Monitoring Success
Video Streaming IS Put To The Test
by Craig Kuhl -- Multichannel News, 10/12/2008 8:00:00 PM
The expansion of streaming video across multiple platforms and devices is prompting a growing emphasis on measuring online performance and quality.
Users are increasing their expectations, advertising models are being crafted and performance issues such as availability, speed and reliability are top of mind for content providers.
A Jupiter Research report on electronic commerce showed the demand for quality online products, and what happens when such products underperform. According to the study, 75% of those who shop online no longer buy from a site which freezes or crashes, and 28% said such an experience would likely prompt a negative perception of the company. Forty percent of online shoppers said that quick page loading is critical to their loyalty.
According to an ABI Research survey of U.S. online households, the number of consumers watching streaming video via a browser doubled over, last year to 63%. And research from the Pew Internet & American Life Project found that more than half of Internet users have watched video online.
“Online video users are still pretty understanding of the lag between server and video,” said Mike Inouye, industry analyst for the research group MultiMedia Intelligence. But, “as more people get online video to TV services … measuring services and their performance will become more critical to monetize the business, especially for the advertising model.”
David Makofske, senior product manager for online streaming firm Akamai Technologies, agreed. “There's definitely more emphasis from customers to see proof that we're better, and measuring is the key,” he said. “In the past, if it worked and scaled, that was enough. Now, customers are looking more at the metrics and want to see quantifiable proof of those metrics.”
The advertising community is paying close attention to those metrics. “As companies move to ad-supported models for monetization, the pressure for an advertising component increases, and shifting to the online space means the media buy increases,” said Makofske. “So, how effective is the buy? A big component is the quality and performance of the user experience.”
Consumers have more expectations with regard to online content, said Imad Mouline, chief technology officer for Gomez, a leading provider of performance-measurement products. “So, you want to know ahead of time about performance and that it is consistent across the network,” he said.
According to Mouline, effectively measuring such performance means having to “look across several different networks and tally up and rank how the sites are doing by testing from different locations.”
Three key metrics are used in measuring video streams, according to Mouline: availability, or the percentage of time a transaction is successful; performance, with regard to response time and load length; and consistency.

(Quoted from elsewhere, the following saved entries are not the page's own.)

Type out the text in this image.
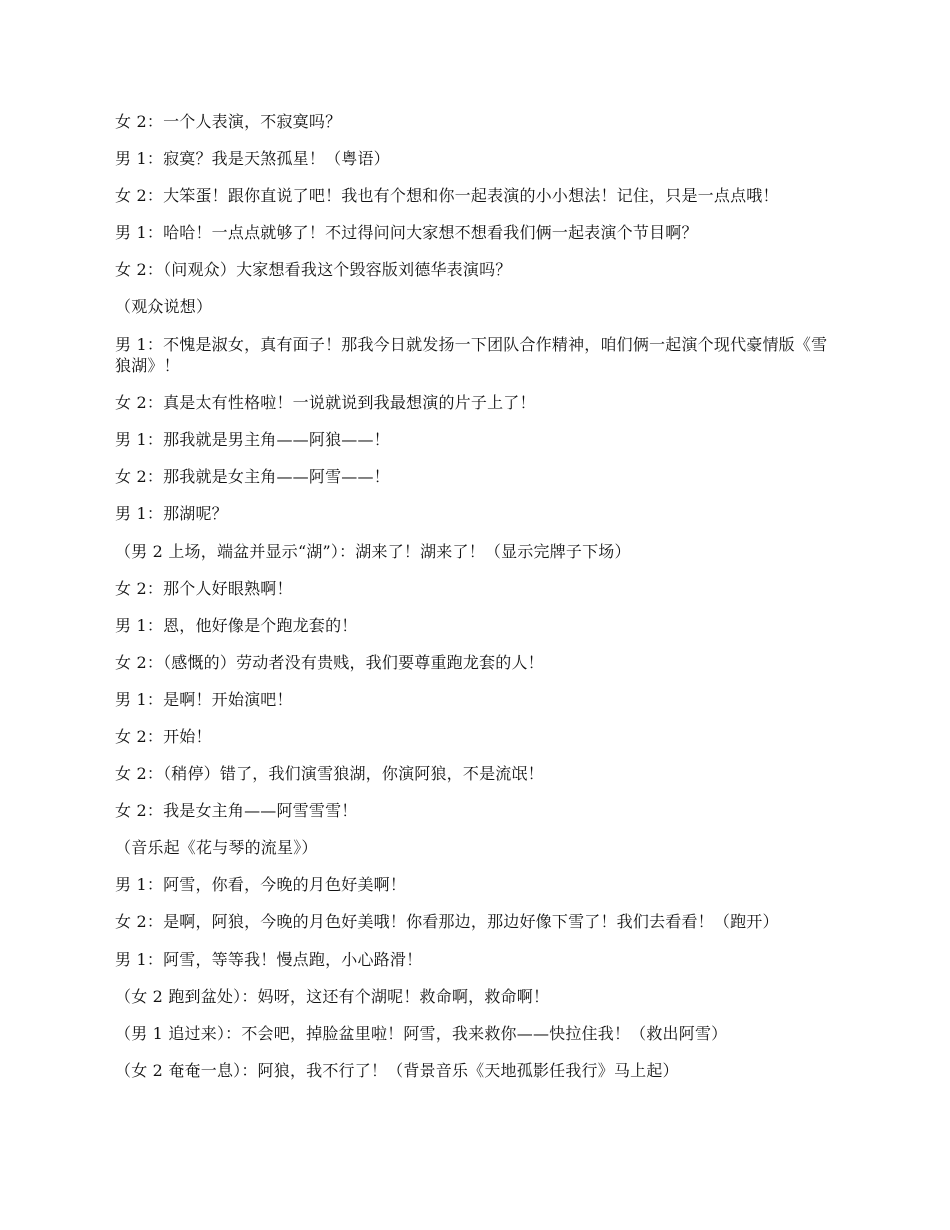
女 2：一个人表演，不寂寞吗？

男 1：寂寞？我是天煞孤星！（粤语）

女 2：大笨蛋！跟你直说了吧！我也有个想和你一起表演的小小想法！记住，只是一点点哦！

男 1：哈哈！一点点就够了！不过得问问大家想不想看我们俩一起表演个节目啊？

女 2：（问观众）大家想看我这个毁容版刘德华表演吗？

（观众说想）

男 1：不愧是淑女，真有面子！那我今日就发扬一下团队合作精神，咱们俩一起演个现代豪情版《雪狼湖》！

女 2：真是太有性格啦！一说就说到我最想演的片子上了！

男 1：那我就是男主角——阿狼——！

女 2：那我就是女主角——阿雪——！

男 1：那湖呢？

（男 2 上场，端盆并显示“湖”）：湖来了！湖来了！（显示完牌子下场）

女 2：那个人好眼熟啊！

男 1：恩，他好像是个跑龙套的！

女 2：（感慨的）劳动者没有贵贱，我们要尊重跑龙套的人！

男 1：是啊！开始演吧！

女 2：开始！

女 2：（稍停）错了，我们演雪狼湖，你演阿狼，不是流氓！

女 2：我是女主角——阿雪雪雪！

（音乐起《花与琴的流星》）

男 1：阿雪，你看，今晚的月色好美啊！

女 2：是啊，阿狼，今晚的月色好美哦！你看那边，那边好像下雪了！我们去看看！（跑开）

男 1：阿雪，等等我！慢点跑，小心路滑！

（女 2 跑到盆处）：妈呀，这还有个湖呢！救命啊，救命啊！

（男 1 追过来）：不会吧，掉脸盆里啦！阿雪，我来救你——快拉住我！（救出阿雪）

（女 2 奄奄一息）：阿狼，我不行了！（背景音乐《天地孤影任我行》马上起）
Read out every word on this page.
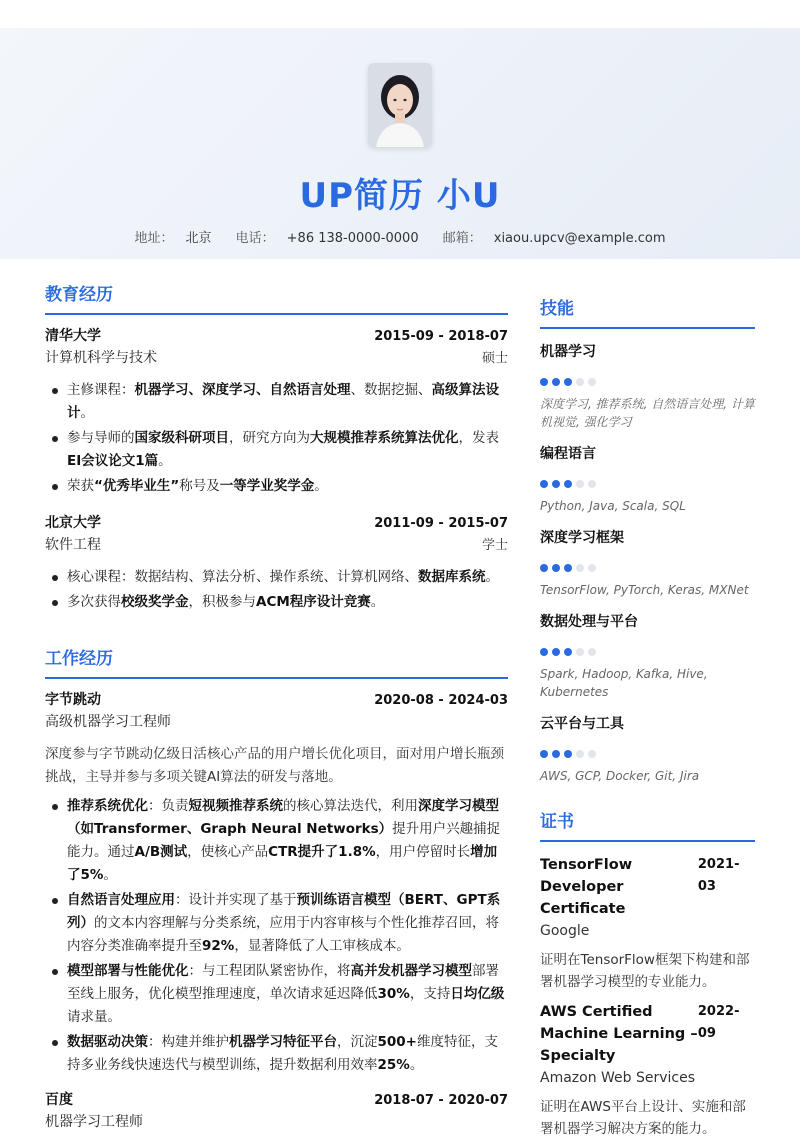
UP简历 小U
地址： 北京 电话： +86 138-0000-0000 邮箱： xiaou.upcv@example.com
教育经历
清华大学	2015-09 - 2018-07
计算机科学与技术	硕士
主修课程：机器学习、深度学习、自然语言处理、数据挖掘、高级算法设计。
参与导师的国家级科研项目，研究方向为大规模推荐系统算法优化，发表EI会议论文1篇。
荣获“优秀毕业生”称号及一等学业奖学金。
北京大学	2011-09 - 2015-07
软件工程	学士
核心课程：数据结构、算法分析、操作系统、计算机网络、数据库系统。
多次获得校级奖学金，积极参与ACM程序设计竞赛。
工作经历
字节跳动	2020-08 - 2024-03
高级机器学习工程师
深度参与字节跳动亿级日活核心产品的用户增长优化项目，面对用户增长瓶颈挑战，主导并参与多项关键AI算法的研发与落地。
推荐系统优化：负责短视频推荐系统的核心算法迭代，利用深度学习模型（如Transformer、Graph Neural Networks）提升用户兴趣捕捉能力。通过A/B测试，使核心产品CTR提升了1.8%，用户停留时长增加了5%。
自然语言处理应用：设计并实现了基于预训练语言模型（BERT、GPT系列）的文本内容理解与分类系统，应用于内容审核与个性化推荐召回，将内容分类准确率提升至92%，显著降低了人工审核成本。
模型部署与性能优化：与工程团队紧密协作，将高并发机器学习模型部署至线上服务，优化模型推理速度，单次请求延迟降低30%，支持日均亿级请求量。
数据驱动决策：构建并维护机器学习特征平台，沉淀500+维度特征，支持多业务线快速迭代与模型训练，提升数据利用效率25%。
百度	2018-07 - 2020-07
机器学习工程师
技能
机器学习
深度学习, 推荐系统, 自然语言处理, 计算机视觉, 强化学习
编程语言
Python, Java, Scala, SQL
深度学习框架
TensorFlow, PyTorch, Keras, MXNet
数据处理与平台
Spark, Hadoop, Kafka, Hive, Kubernetes
云平台与工具
AWS, GCP, Docker, Git, Jira
证书
TensorFlow Developer Certificate
2021-03
Google
证明在TensorFlow框架下构建和部署机器学习模型的专业能力。
AWS Certified Machine Learning – Specialty
2022-09
Amazon Web Services
证明在AWS平台上设计、实施和部署机器学习解决方案的能力。
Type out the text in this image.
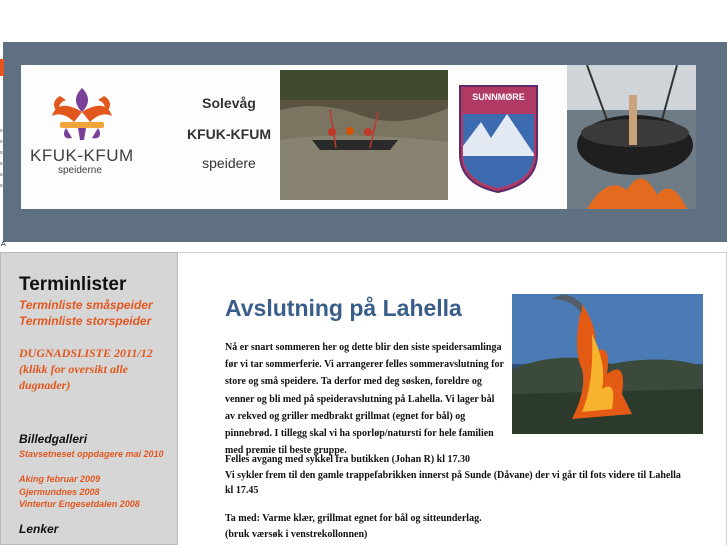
s
s
s
s
s
s
A
KFUK-KFUM
speiderne
Solevåg
KFUK-KFUM
speidere
SUNNMØRE
Terminlister
Terminliste småspeider
Terminliste storspeider
DUGNADSLISTE 2011/12 (klikk for oversikt alle dugnader)
Billedgalleri
Stavsetneset oppdagere mai 2010
Aking februar 2009
Gjermundnes 2008
Vintertur Engesetdalen 2008
Lenker
Avslutning på Lahella
Nå er snart sommeren her og dette blir den siste speidersamlinga
før vi tar sommerferie. Vi arrangerer felles sommeravslutning for
store og små speidere. Ta derfor med deg søsken, foreldre og
venner og bli med på speideravslutning på Lahella. Vi lager bål
av rekved og griller medbrakt grillmat (egnet for bål) og
pinnebrød. I tillegg skal vi ha sporløp/natursti for hele familien
med premie til beste gruppe.
Felles avgang med sykkel fra butikken (Johan R) kl 17.30
Vi sykler frem til den gamle trappefabrikken innerst på Sunde (Dåvane) der vi går til fots videre til Lahella
kl 17.45
Ta med: Varme klær, grillmat egnet for bål og sitteunderlag.
(bruk værsøk i venstrekollonnen)
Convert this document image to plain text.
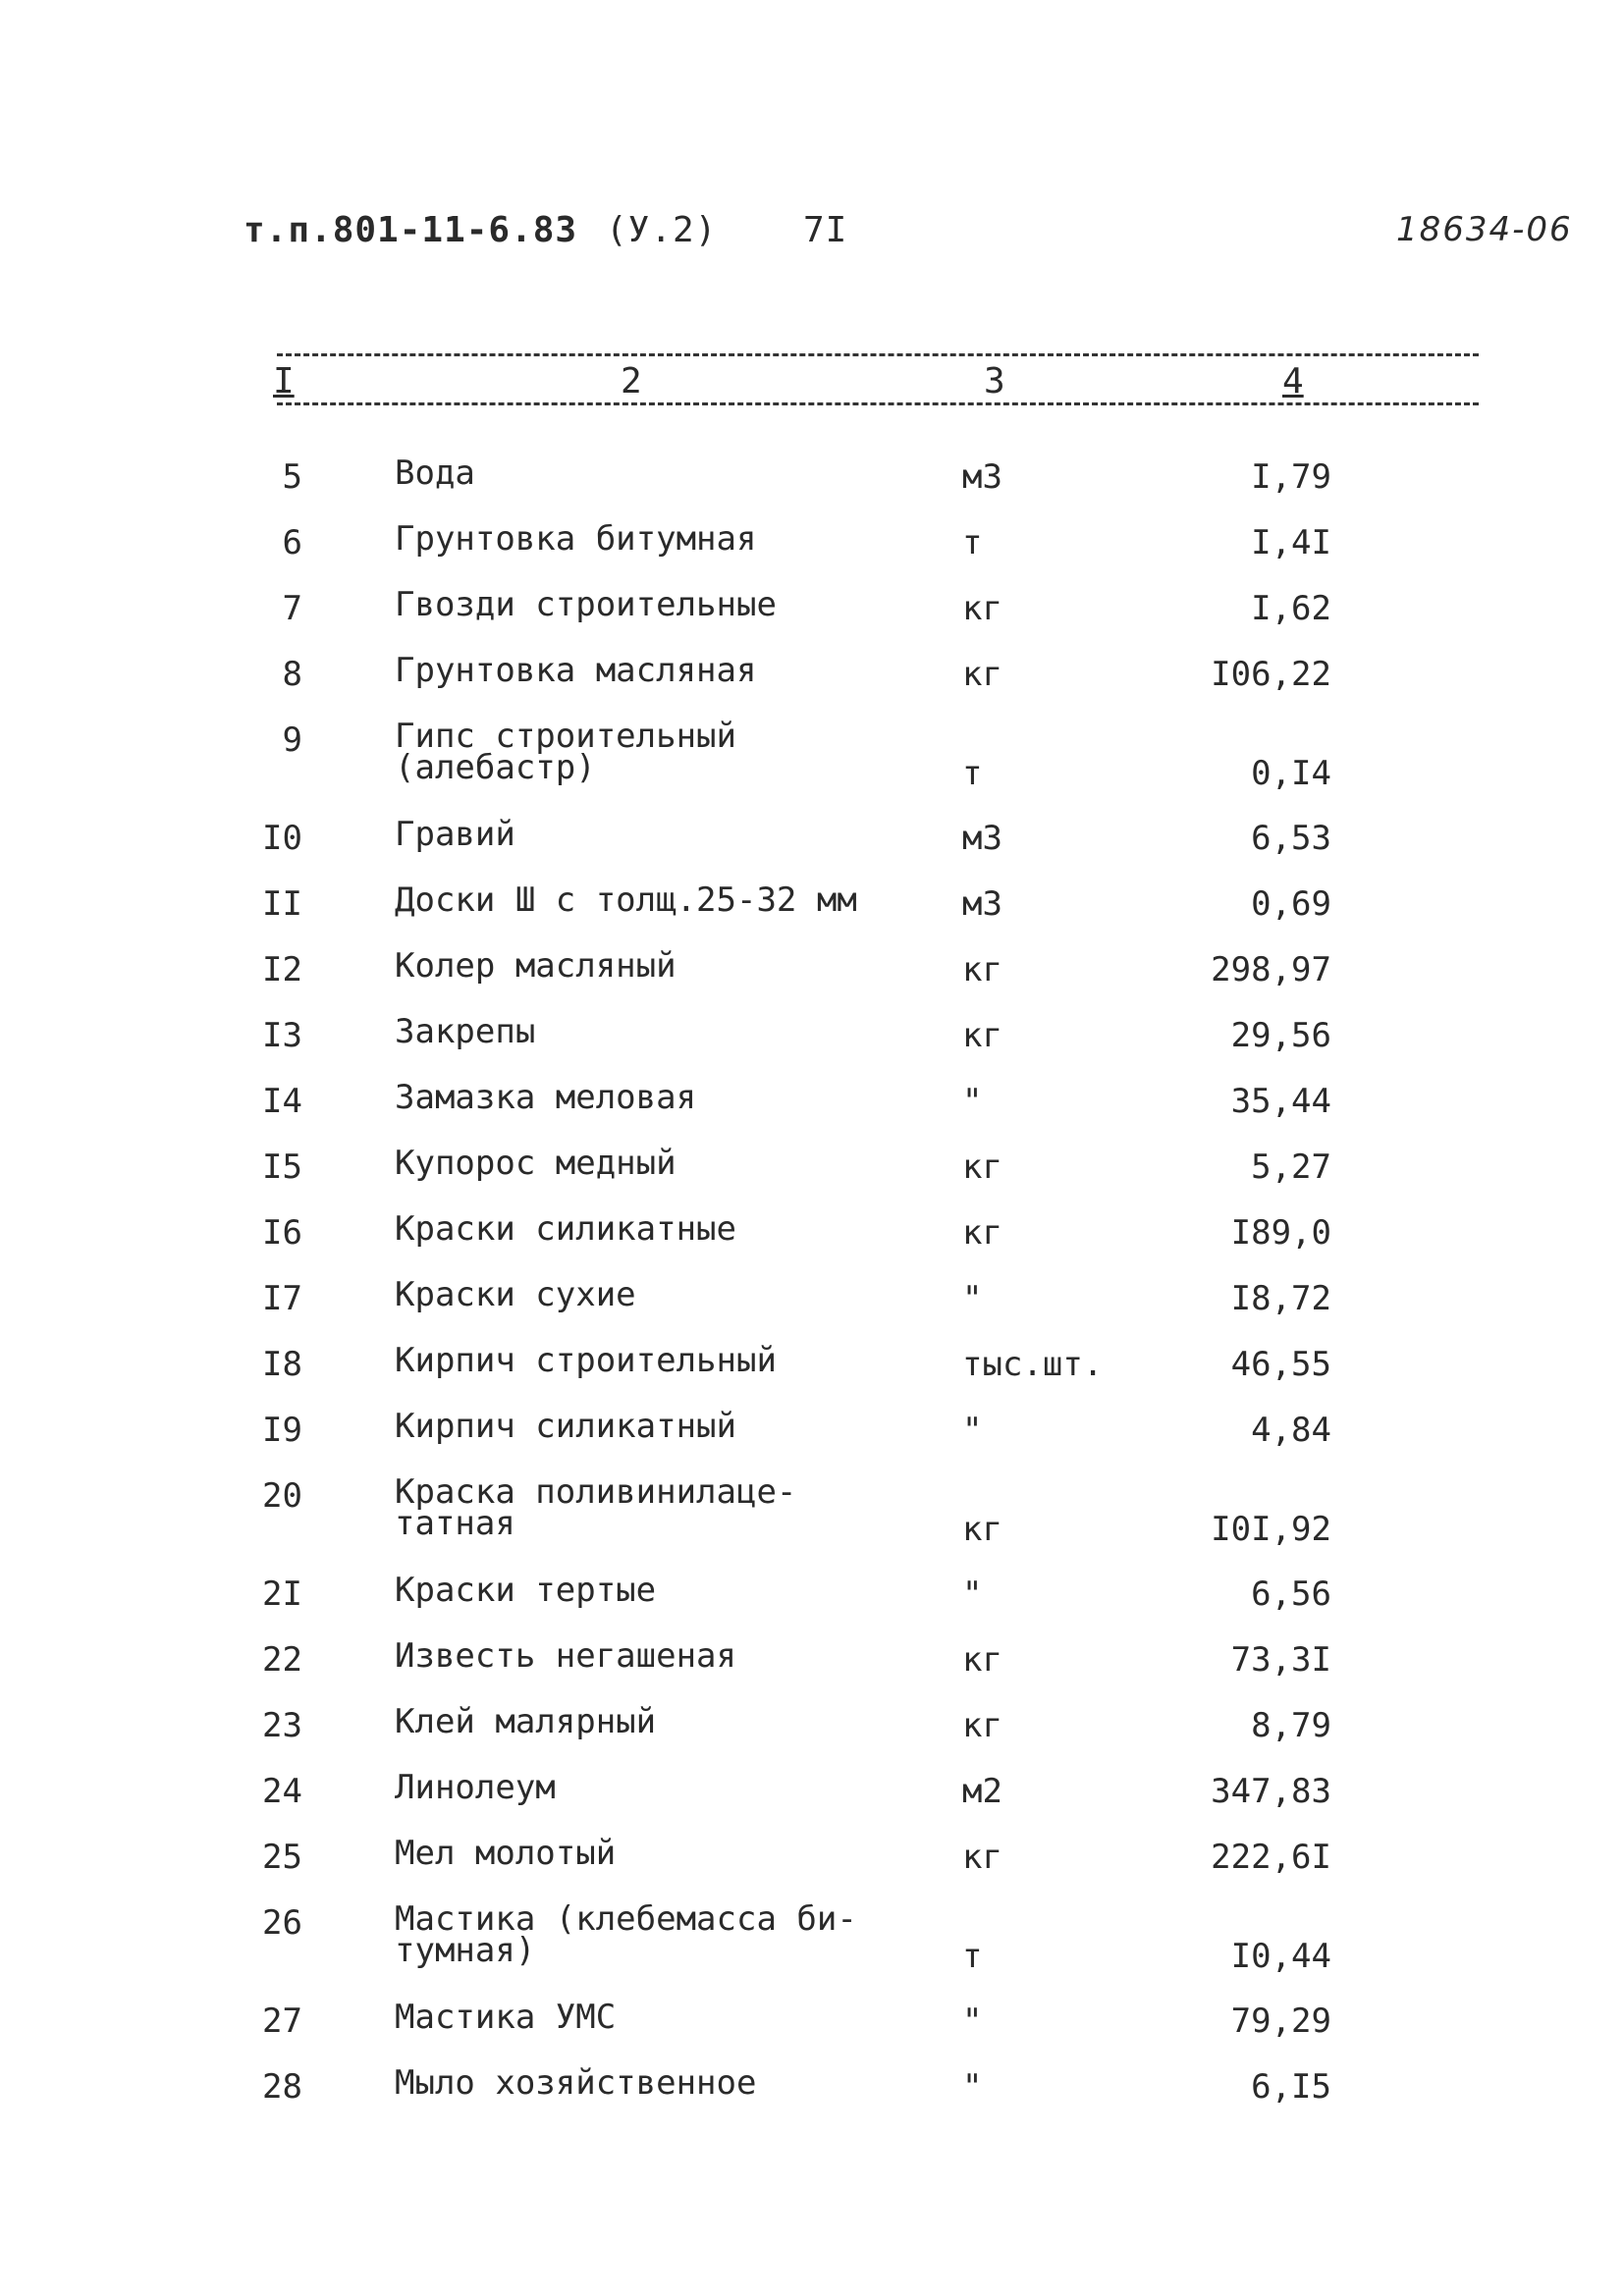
т.п.801-11-6.83 (У.2) 7I	18634-06
I	2	3	4
5	Вода	м3	I,79
6	Грунтовка битумная	т	I,4I
7	Гвозди строительные	кг	I,62
8	Грунтовка масляная	кг	I06,22
9	Гипс строительный
(алебастр)	т	0,I4
I0	Гравий	м3	6,53
II	Доски Ш с толщ.25-32 мм	м3	0,69
I2	Колер масляный	кг	298,97
I3	Закрепы	кг	29,56
I4	Замазка меловая	"	35,44
I5	Купорос медный	кг	5,27
I6	Краски силикатные	кг	I89,0
I7	Краски сухие	"	I8,72
I8	Кирпич строительный	тыс.шт.	46,55
I9	Кирпич силикатный	"	4,84
20	Краска поливинилаце-
татная	кг	I0I,92
2I	Краски тертые	"	6,56
22	Известь негашеная	кг	73,3I
23	Клей малярный	кг	8,79
24	Линолеум	м2	347,83
25	Мел молотый	кг	222,6I
26	Мастика (клебемасса би-
тумная)	т	I0,44
27	Мастика УМС	"	79,29
28	Мыло хозяйственное	"	6,I5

There's also the matter of quality, or how good the advertising looks when delivered online. “Now, most networks take ads for TV and repurpose them for online space,” said Rajeev Kutty, product manager for performance-monitoring firm Keynote. “In the future, the ads will be more TV-like, with more quality. That's when ad quality will become much more scrutinized.”
Kutty said that Keynote's monitoring factors in everything that an end user would expect. “We collect the base metrics like availability, connection time, buffering, rebuffering time and average bit rates, depending on what the customer wants,” he said.
For Web-stream content providers such as Fliqz, an all-Web-based business, credibility and reliability are crucial.
“If there are two minutes of no availability, we get a call from our customer,” said Fliqz CEO Benjamin Wayne.
“We're using a Gomez 24/7 monitoring system that accesses content and monitors streaming rate, latency and Internet connections,” he added. “We can also use it as a diagnostic tool to help us pinpoint problems and their magnitude.”
“The data we take is all logged and put into rich analytic applications which gives a detailed ability to identify every pattern and usage of clients,” said Kelly Egan, senior vice president of business development and sales for Swarmcast, a provider of online video streaming for media entertainment and sports. “And it gives video distributors and advertisers a holistic picture of how to optimize and monetize.”
As Graham Williams, senior director of CDN product management for Level 3, sees it: “The days of experimenting with putting content online are ending. Now, it's generating profit and translating performance into revenue, including advertising models. They want to keep users engaged, so performance is critical.”
And, according to MultiMedia Intelligence's Inouye, monitoring performance and quality will take on even greater significance in the future.
“There will be more demand for video-to-TV, and performance issues will become much more important,” he said.